Oil rebounded nearly 3 percent on Wednesday, the biggest daily percentage gain in more than a month, as a weaker dollar, stronger equities and a smaller-than-expected rise in US crude stockpiles whetted investors' risk appetite. The gains came a day after oil futures posted their steepest decline in more than eight months as China boosted interest rates. Investors on Wednesday reassessed the rate hike and deemed China's demand for oil would remain strong.
Oil gained along with metals and grains as the dollar index slumped 1.3 percent. The dollar reversed the prior session's China-inspired gains after an influential consultancy said the Federal Reserve plans to buy $500 billion of US Treasuries over six months and leave itself room for more buying.
US crude for November delivery expired at the close and settled at $81.77 a barrel, gaining $2.28, or 2.87 percent, the biggest percentage gain for a day since September 10, when prices ended up 2.96 percent. The December contract ended at $82.54, rising $2.38, or 2.97 percent.

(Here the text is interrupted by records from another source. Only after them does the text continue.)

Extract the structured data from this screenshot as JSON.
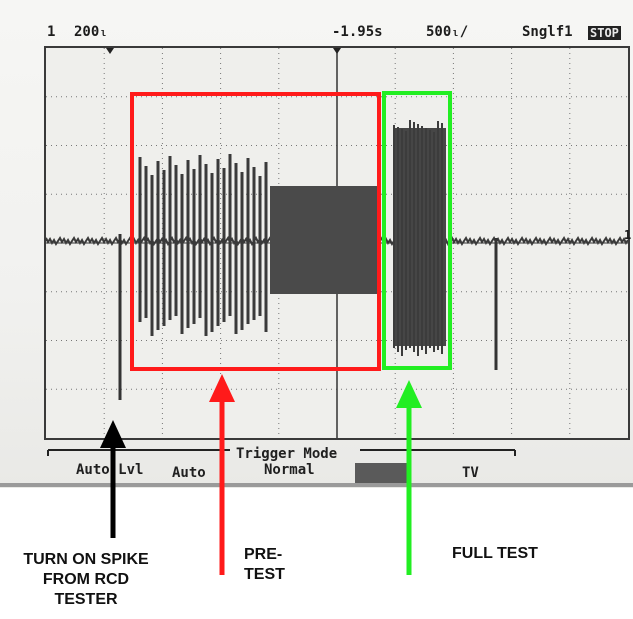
{
  "scope": {
    "channel": "1",
    "volts_per_div": "200",
    "volts_unit_glyph": "ₗ",
    "trigger_delay": "-1.95s",
    "time_per_div": "500",
    "time_unit_glyph": "ₗ/",
    "sweep_mode": "Sngl",
    "trigger_source": "f1",
    "run_state": "STOP",
    "right_channel_marker": "1"
  },
  "softkeys": {
    "group_title": "Trigger Mode",
    "items": [
      "Auto Lvl",
      "Auto",
      "Normal",
      "",
      "TV"
    ],
    "selected_index": 3
  },
  "highlights": [
    {
      "name": "pre-test",
      "color": "#ff1a1a"
    },
    {
      "name": "full-test",
      "color": "#22ee22"
    }
  ],
  "annotations": [
    {
      "text_lines": [
        "TURN ON SPIKE",
        "FROM RCD",
        "TESTER"
      ],
      "arrow_color": "#000000"
    },
    {
      "text_lines": [
        "PRE-",
        "TEST"
      ],
      "arrow_color": "#ff1a1a"
    },
    {
      "text_lines": [
        "FULL TEST"
      ],
      "arrow_color": "#22ee22"
    }
  ]
}
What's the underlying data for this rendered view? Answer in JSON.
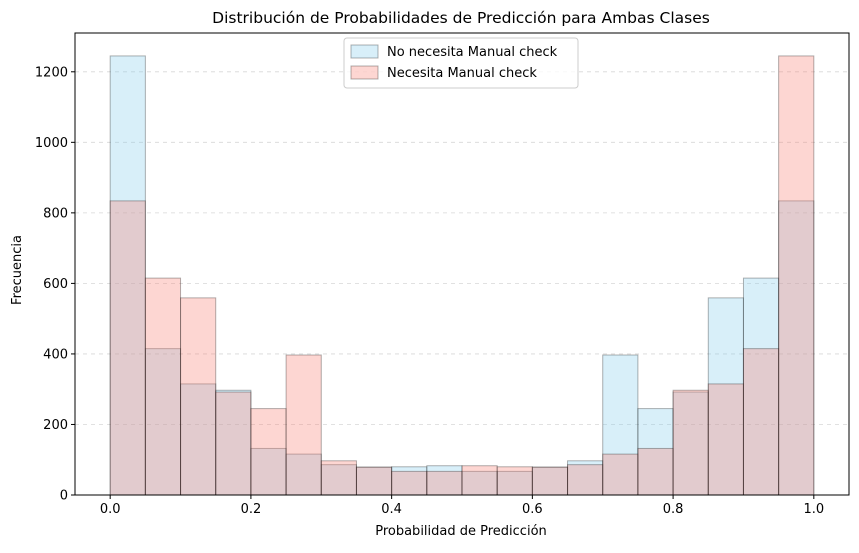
{
  "chart_data": {
    "type": "bar",
    "title": "Distribución de Probabilidades de Predicción para Ambas Clases",
    "xlabel": "Probabilidad de Predicción",
    "ylabel": "Frecuencia",
    "xlim": [
      -0.05,
      1.05
    ],
    "ylim": [
      0,
      1310
    ],
    "x_ticks": [
      0.0,
      0.2,
      0.4,
      0.6,
      0.8,
      1.0
    ],
    "x_tick_labels": [
      "0.0",
      "0.2",
      "0.4",
      "0.6",
      "0.8",
      "1.0"
    ],
    "y_ticks": [
      0,
      200,
      400,
      600,
      800,
      1000,
      1200
    ],
    "y_tick_labels": [
      "0",
      "200",
      "400",
      "600",
      "800",
      "1000",
      "1200"
    ],
    "grid": "y dashed",
    "legend_position": "upper-center",
    "bin_edges": [
      0.0,
      0.05,
      0.1,
      0.15,
      0.2,
      0.25,
      0.3,
      0.35,
      0.4,
      0.45,
      0.5,
      0.55,
      0.6,
      0.65,
      0.7,
      0.75,
      0.8,
      0.85,
      0.9,
      0.95,
      1.0
    ],
    "series": [
      {
        "name": "No necesita Manual check",
        "color": "#87ceeb",
        "values": [
          1245,
          415,
          315,
          297,
          132,
          116,
          86,
          79,
          80,
          83,
          67,
          67,
          79,
          97,
          397,
          245,
          292,
          559,
          615,
          834
        ]
      },
      {
        "name": "Necesita Manual check",
        "color": "#fa8072",
        "values": [
          834,
          615,
          559,
          292,
          245,
          397,
          97,
          79,
          67,
          67,
          83,
          80,
          79,
          86,
          116,
          132,
          297,
          315,
          415,
          1245
        ]
      }
    ]
  }
}
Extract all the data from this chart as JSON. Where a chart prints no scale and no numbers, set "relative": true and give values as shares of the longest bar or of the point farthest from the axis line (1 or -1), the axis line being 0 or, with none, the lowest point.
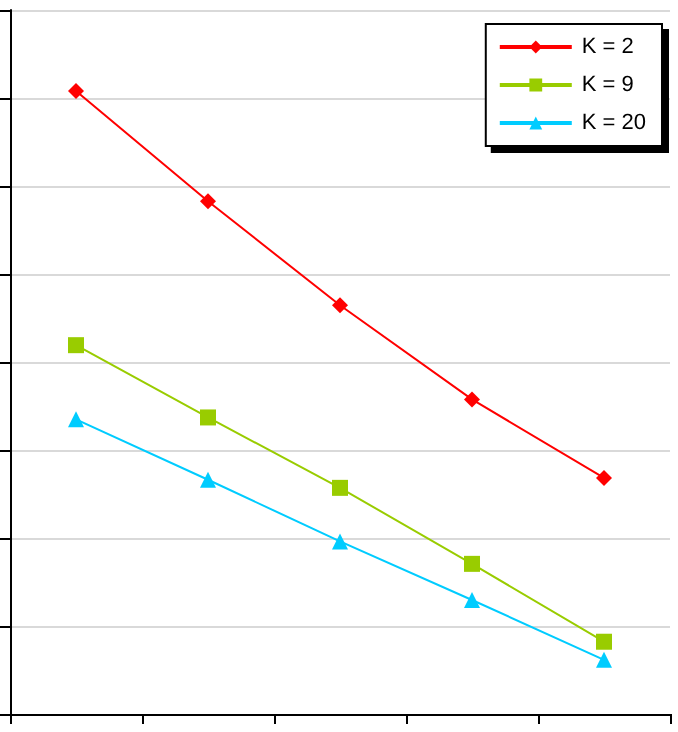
{
  "chart_data": {
    "type": "line",
    "relative": true,
    "categories": [
      null,
      null,
      null,
      null,
      null
    ],
    "series": [
      {
        "name": "K = 2",
        "color": "#ff0000",
        "marker": "diamond",
        "values": [
          1,
          0.823,
          0.656,
          0.505,
          0.379
        ]
      },
      {
        "name": "K = 9",
        "color": "#99cc00",
        "marker": "square",
        "values": [
          0.592,
          0.476,
          0.363,
          0.241,
          0.116
        ]
      },
      {
        "name": "K = 20",
        "color": "#00ccff",
        "marker": "triangle",
        "values": [
          0.473,
          0.376,
          0.277,
          0.183,
          0.087
        ]
      }
    ],
    "grid": "y",
    "legend": "top right"
  }
}
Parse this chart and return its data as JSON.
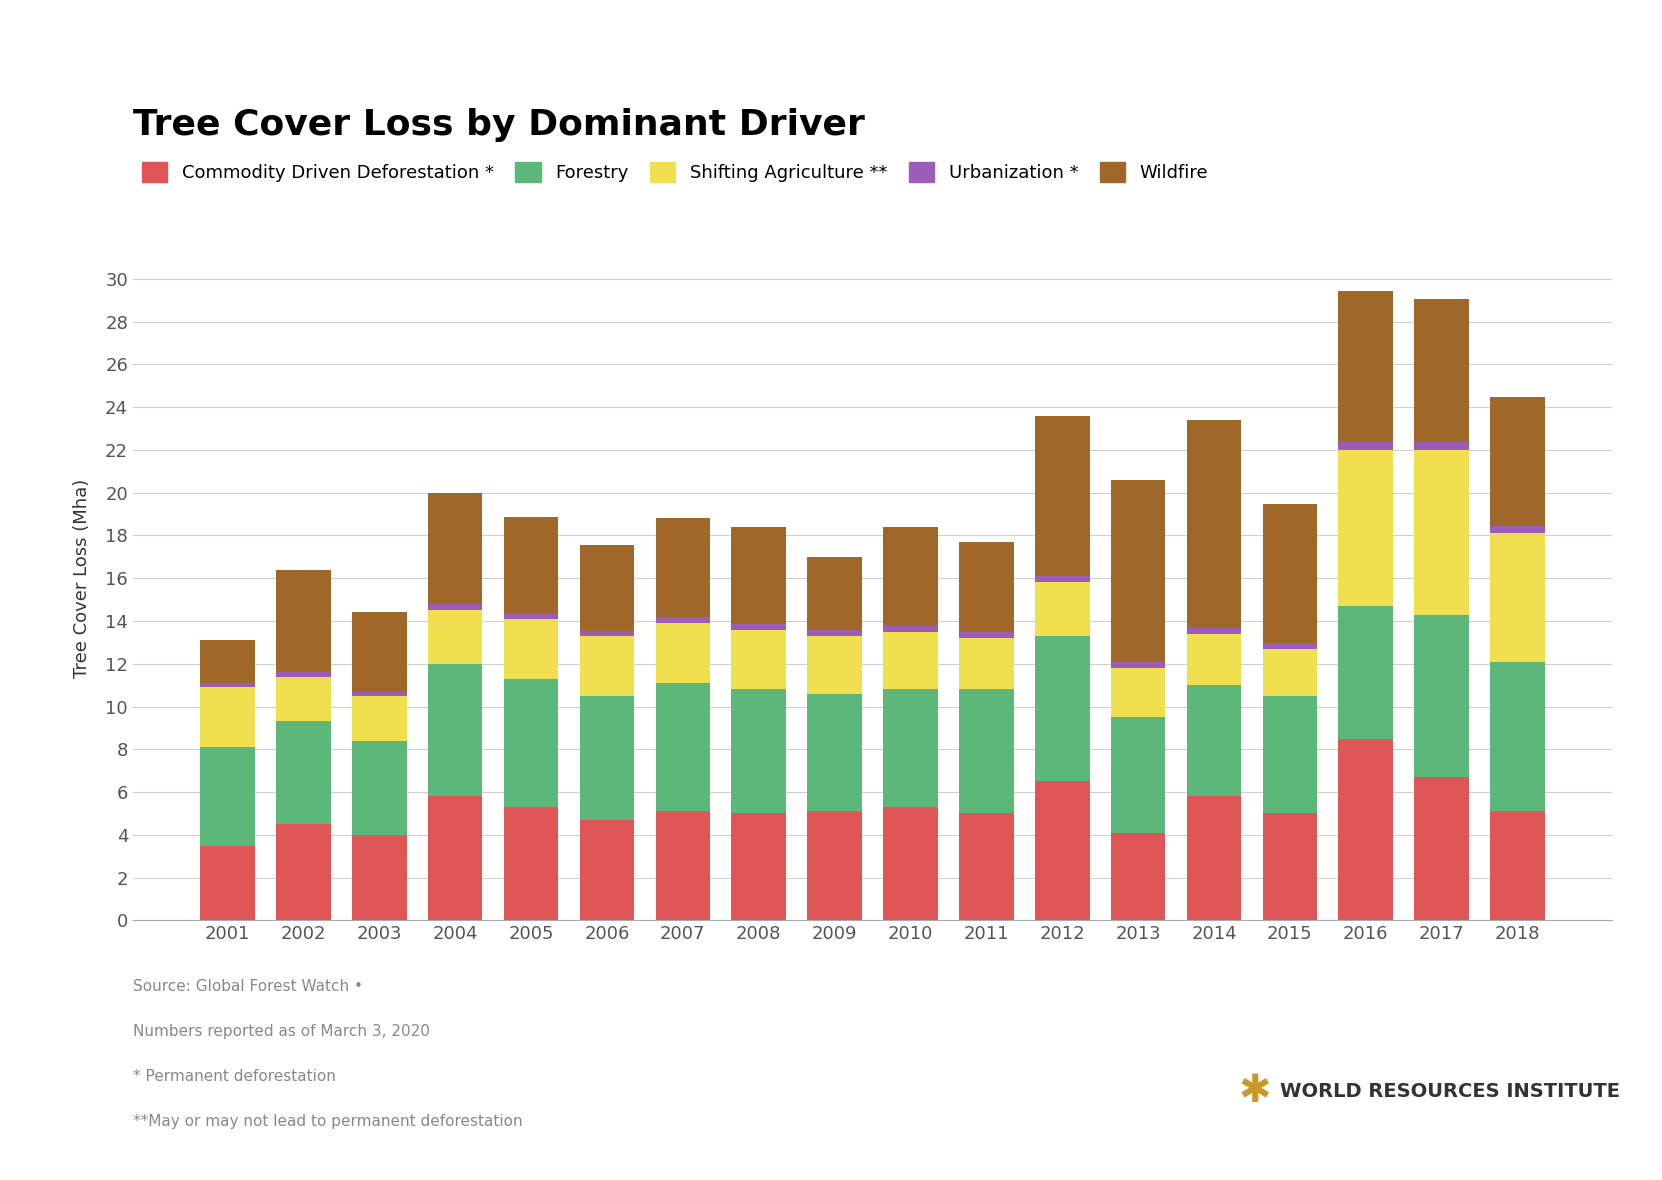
{
  "title": "Tree Cover Loss by Dominant Driver",
  "ylabel": "Tree Cover Loss (Mha)",
  "years": [
    2001,
    2002,
    2003,
    2004,
    2005,
    2006,
    2007,
    2008,
    2009,
    2010,
    2011,
    2012,
    2013,
    2014,
    2015,
    2016,
    2017,
    2018
  ],
  "categories": [
    "Commodity Driven Deforestation *",
    "Forestry",
    "Shifting Agriculture **",
    "Urbanization *",
    "Wildfire"
  ],
  "colors": [
    "#e05555",
    "#5cb87a",
    "#f0e050",
    "#9b5db8",
    "#a06828"
  ],
  "data": {
    "Commodity Driven Deforestation *": [
      3.5,
      4.5,
      4.0,
      5.8,
      5.3,
      4.7,
      5.1,
      5.0,
      5.1,
      5.3,
      5.0,
      6.5,
      4.1,
      5.8,
      5.0,
      8.5,
      6.7,
      5.1
    ],
    "Forestry": [
      4.6,
      4.8,
      4.4,
      6.2,
      6.0,
      5.8,
      6.0,
      5.8,
      5.5,
      5.5,
      5.8,
      6.8,
      5.4,
      5.2,
      5.5,
      6.2,
      7.6,
      7.0
    ],
    "Shifting Agriculture **": [
      2.8,
      2.1,
      2.1,
      2.5,
      2.8,
      2.8,
      2.8,
      2.8,
      2.7,
      2.7,
      2.4,
      2.5,
      2.3,
      2.4,
      2.2,
      7.3,
      7.7,
      6.0
    ],
    "Urbanization *": [
      0.2,
      0.2,
      0.2,
      0.3,
      0.25,
      0.25,
      0.3,
      0.28,
      0.28,
      0.28,
      0.28,
      0.28,
      0.28,
      0.28,
      0.28,
      0.35,
      0.35,
      0.35
    ],
    "Wildfire": [
      2.0,
      4.8,
      3.7,
      5.2,
      4.5,
      4.0,
      4.6,
      4.5,
      3.4,
      4.6,
      4.2,
      7.5,
      8.5,
      9.7,
      6.5,
      7.1,
      6.7,
      6.0
    ]
  },
  "ylim": [
    0,
    32
  ],
  "yticks": [
    0,
    2,
    4,
    6,
    8,
    10,
    12,
    14,
    16,
    18,
    20,
    22,
    24,
    26,
    28,
    30
  ],
  "background_color": "#ffffff",
  "grid_color": "#d0d0d0",
  "title_fontsize": 26,
  "axis_fontsize": 13,
  "tick_fontsize": 13,
  "legend_fontsize": 13,
  "footnote_lines": [
    "Source: Global Forest Watch •",
    "Numbers reported as of March 3, 2020",
    "* Permanent deforestation",
    "**May or may not lead to permanent deforestation"
  ],
  "wri_text": "WORLD RESOURCES INSTITUTE"
}
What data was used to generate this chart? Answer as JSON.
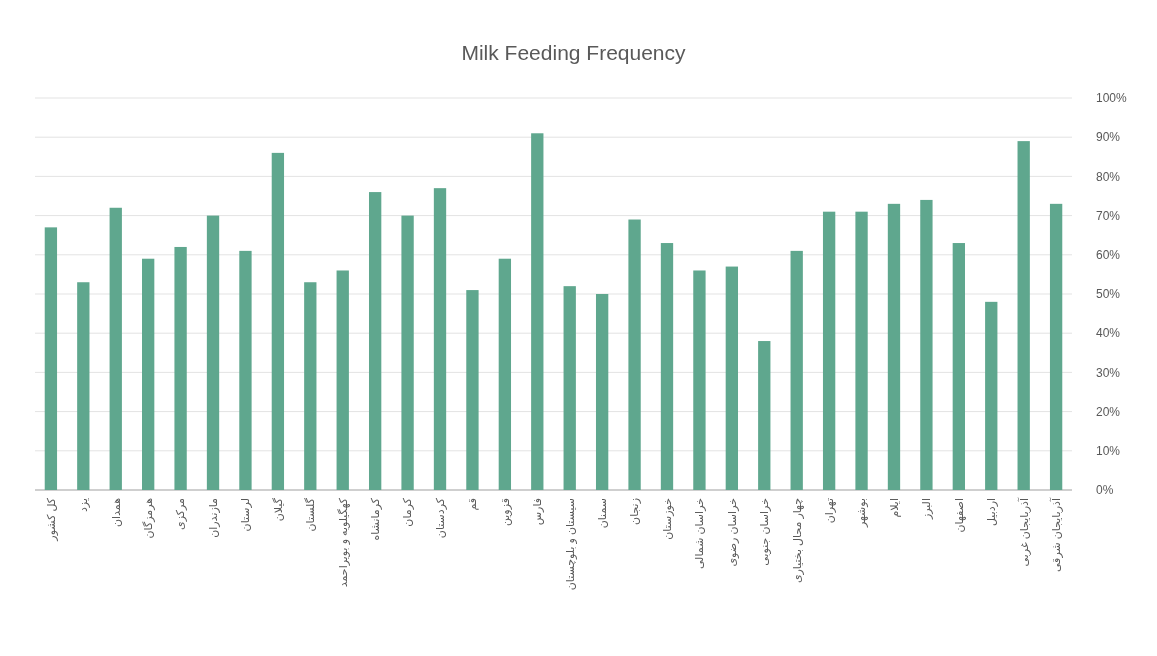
{
  "chart_data": {
    "type": "bar",
    "title": "Milk Feeding Frequency",
    "categories": [
      "کل کشور",
      "یزد",
      "همدان",
      "هرمزگان",
      "مرکزی",
      "مازندران",
      "لرستان",
      "گیلان",
      "گلستان",
      "کهگیلویه و بویراحمد",
      "کرمانشاه",
      "کرمان",
      "کردستان",
      "قم",
      "قزوین",
      "فارس",
      "سیستان و بلوچستان",
      "سمنان",
      "زنجان",
      "خوزستان",
      "خراسان شمالی",
      "خراسان رضوی",
      "خراسان جنوبی",
      "چهار محال بختیاری",
      "تهران",
      "بوشهر",
      "ایلام",
      "البرز",
      "اصفهان",
      "اردبیل",
      "آذربایجان غربی",
      "آذربایجان شرقی"
    ],
    "values": [
      67,
      53,
      72,
      59,
      62,
      70,
      61,
      86,
      53,
      56,
      76,
      70,
      77,
      51,
      59,
      91,
      52,
      50,
      69,
      63,
      56,
      57,
      38,
      61,
      71,
      71,
      73,
      74,
      63,
      48,
      89,
      73
    ],
    "color": "#5fa78e",
    "ylim": [
      0,
      100
    ],
    "yticks": [
      {
        "value": 0,
        "label": "0%"
      },
      {
        "value": 10,
        "label": "10%"
      },
      {
        "value": 20,
        "label": "20%"
      },
      {
        "value": 30,
        "label": "30%"
      },
      {
        "value": 40,
        "label": "40%"
      },
      {
        "value": 50,
        "label": "50%"
      },
      {
        "value": 60,
        "label": "60%"
      },
      {
        "value": 70,
        "label": "70%"
      },
      {
        "value": 80,
        "label": "80%"
      },
      {
        "value": 90,
        "label": "90%"
      },
      {
        "value": 100,
        "label": "100%"
      }
    ],
    "grid": true
  }
}
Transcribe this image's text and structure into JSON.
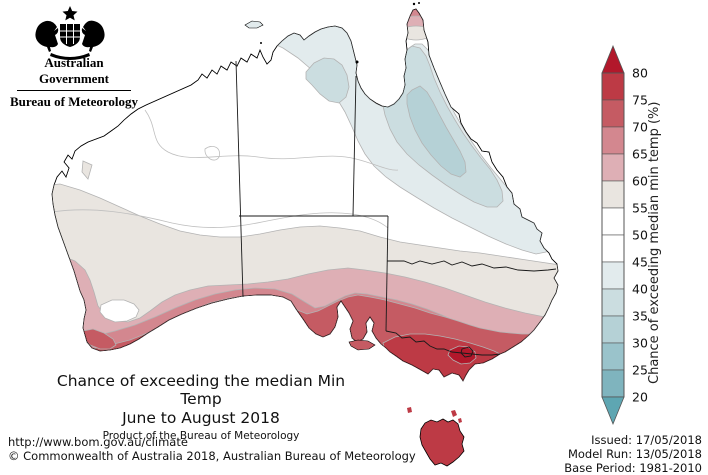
{
  "header": {
    "gov_label": "Australian Government",
    "bureau_label": "Bureau of Meteorology"
  },
  "title": {
    "line1": "Chance of exceeding the median Min Temp",
    "line2": "June to August 2018",
    "line3": "Product of the Bureau of Meteorology"
  },
  "colorbar": {
    "axis_label": "Chance of exceeding median min temp (%)",
    "tick_labels": [
      "80",
      "75",
      "70",
      "65",
      "60",
      "55",
      "50",
      "45",
      "40",
      "35",
      "30",
      "25",
      "20"
    ],
    "segment_colors": [
      "#bd3a45",
      "#c55b63",
      "#d3878f",
      "#deafb5",
      "#e9e5e0",
      "#ffffff",
      "#ffffff",
      "#e2ebed",
      "#cbdde0",
      "#b5d1d6",
      "#9ac3cb",
      "#7fb4be"
    ],
    "above_color": "#b2182b",
    "below_color": "#5ea6b2"
  },
  "palette": {
    "p80": "#b2182b",
    "p75_80": "#bd3a45",
    "p70_75": "#c55b63",
    "p65_70": "#d3878f",
    "p60_65": "#deafb5",
    "p55_60": "#e9e5e0",
    "p50_55": "#ffffff",
    "p45_50": "#ffffff",
    "p40_45": "#e2ebed",
    "p35_40": "#cbdde0",
    "p30_35": "#b5d1d6",
    "coast": "#000000",
    "contour": "#b3b3b3",
    "faint_contour": "#bfbfbf",
    "border": "#1a1a1a",
    "bar_outline": "#555555",
    "white": "#ffffff"
  },
  "footer": {
    "url": "http://www.bom.gov.au/climate",
    "copyright": "© Commonwealth of Australia 2018, Australian Bureau of Meteorology"
  },
  "issued": {
    "issued": "Issued: 17/05/2018",
    "model_run": "Model Run: 13/05/2018",
    "base_period": "Base Period: 1981-2010"
  },
  "map": {
    "legend_title": "Chance of exceeding median min temp (%)",
    "legend_range": [
      20,
      80
    ],
    "legend_step": 5,
    "regions": [
      {
        "region": "Tasmania",
        "chance_pct": "75-80"
      },
      {
        "region": "Victoria and southern NSW",
        "chance_pct": "75-80+"
      },
      {
        "region": "Southern coastal SA and SE coast",
        "chance_pct": "65-75"
      },
      {
        "region": "Southwest WA tip",
        "chance_pct": "65-75"
      },
      {
        "region": "Southern inland belt",
        "chance_pct": "55-65"
      },
      {
        "region": "Central Australia",
        "chance_pct": "45-55"
      },
      {
        "region": "Kimberley and northwest WA",
        "chance_pct": "45-50"
      },
      {
        "region": "Top End NT and northern QLD",
        "chance_pct": "40-45"
      },
      {
        "region": "Inland northeast QLD",
        "chance_pct": "30-40"
      },
      {
        "region": "Cape York tip",
        "chance_pct": "60-70"
      }
    ]
  }
}
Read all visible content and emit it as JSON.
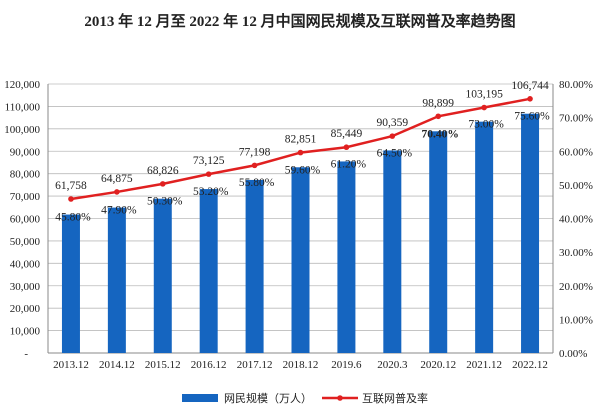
{
  "chart_data": {
    "type": "bar+line",
    "title": "2013 年 12 月至 2022 年 12 月中国网民规模及互联网普及率趋势图",
    "categories": [
      "2013.12",
      "2014.12",
      "2015.12",
      "2016.12",
      "2017.12",
      "2018.12",
      "2019.6",
      "2020.3",
      "2020.12",
      "2021.12",
      "2022.12"
    ],
    "series": [
      {
        "name": "网民规模（万人）",
        "type": "bar",
        "axis": "left",
        "color": "#1565C0",
        "values": [
          61758,
          64875,
          68826,
          73125,
          77198,
          82851,
          85449,
          90359,
          98899,
          103195,
          106744
        ],
        "labels": [
          "61,758",
          "64,875",
          "68,826",
          "73,125",
          "77,198",
          "82,851",
          "85,449",
          "90,359",
          "98,899",
          "103,195",
          "106,744"
        ]
      },
      {
        "name": "互联网普及率",
        "type": "line",
        "axis": "right",
        "color": "#E02020",
        "values": [
          45.8,
          47.9,
          50.3,
          53.2,
          55.8,
          59.6,
          61.2,
          64.5,
          70.4,
          73.0,
          75.6
        ],
        "labels": [
          "45.80%",
          "47.90%",
          "50.30%",
          "53.20%",
          "55.80%",
          "59.60%",
          "61.20%",
          "64.50%",
          "70.40%",
          "73.00%",
          "75.60%"
        ]
      }
    ],
    "ylim_left": [
      0,
      120000
    ],
    "ylim_right": [
      0,
      80
    ],
    "left_ticks": [
      "-",
      "10,000",
      "20,000",
      "30,000",
      "40,000",
      "50,000",
      "60,000",
      "70,000",
      "80,000",
      "90,000",
      "100,000",
      "110,000",
      "120,000"
    ],
    "right_ticks": [
      "0.00%",
      "10.00%",
      "20.00%",
      "30.00%",
      "40.00%",
      "50.00%",
      "60.00%",
      "70.00%",
      "80.00%"
    ],
    "grid": true,
    "legend_position": "bottom"
  }
}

Trading volume was subdued for a second day, around 685,000 lots as of 3;30 pm EDT (1930 GMT), well below the 30-day average of 768,000. ICE December Brent crude rose $2.50, or 3.08 percent, to $83.60 a barrel. US equities gained more than 1 percent on stronger quarterly earnings, an upbeat outlook from the industrial sector and the weaker dollar. Oil investors view higher equities as a barometer for future oil demand.
Weekly inventory data also lent fundamental support. US stockpiles rose by only 670,0000 barrels last week, well below analysts' forecast and short of a previously reported increase of 2.3 million barrels in industry data. "The larger-than-expected draws in crude and distillates are supportive," said Andy Lebow, broker at MF Global in New York.
Distillate stocks were also bullish, falling more than expected, but gasoline inventories surprised analysts with 1.2 million-barrel rise, weighing on the motor fuel market. US gasoline for November delivery ended at $2.0826 a gallon, up 3.43 cents, or 1.67 percent, lagging gains in crude and heating oil. The gasoline crack spread - refiners' margin from processing crude into fuel - ended at $5.70 a barrel, narrowing from $6.54 at the close on Tuesday.
While US government inventory data was modestly supportive, a weak dollar and strong stock market provided greater guidance for oil and other commodity investors. The Reuters-Jefferies CRB index, a global commodities benchmark, gained 2.05 percent. On Tuesday, it fell almost 2 percent, its biggest one-day loss in 3-1/2 months. The greenback slid after Medley Global Advisors, an influential consultancy, said the Federal Reserve plans to buy $500 billion worth of US Treasuries over the next six months.
The report reinforced expectations that the Fed was going into an asset-buying scheme to boost the flagging US economic recovery, which signals better oil demand going forward. US crude reached a five-month high of $84.43 on October 7 as the dollar slumped on expectations the Fed would soon embark on a second round of expansionary monetary measures.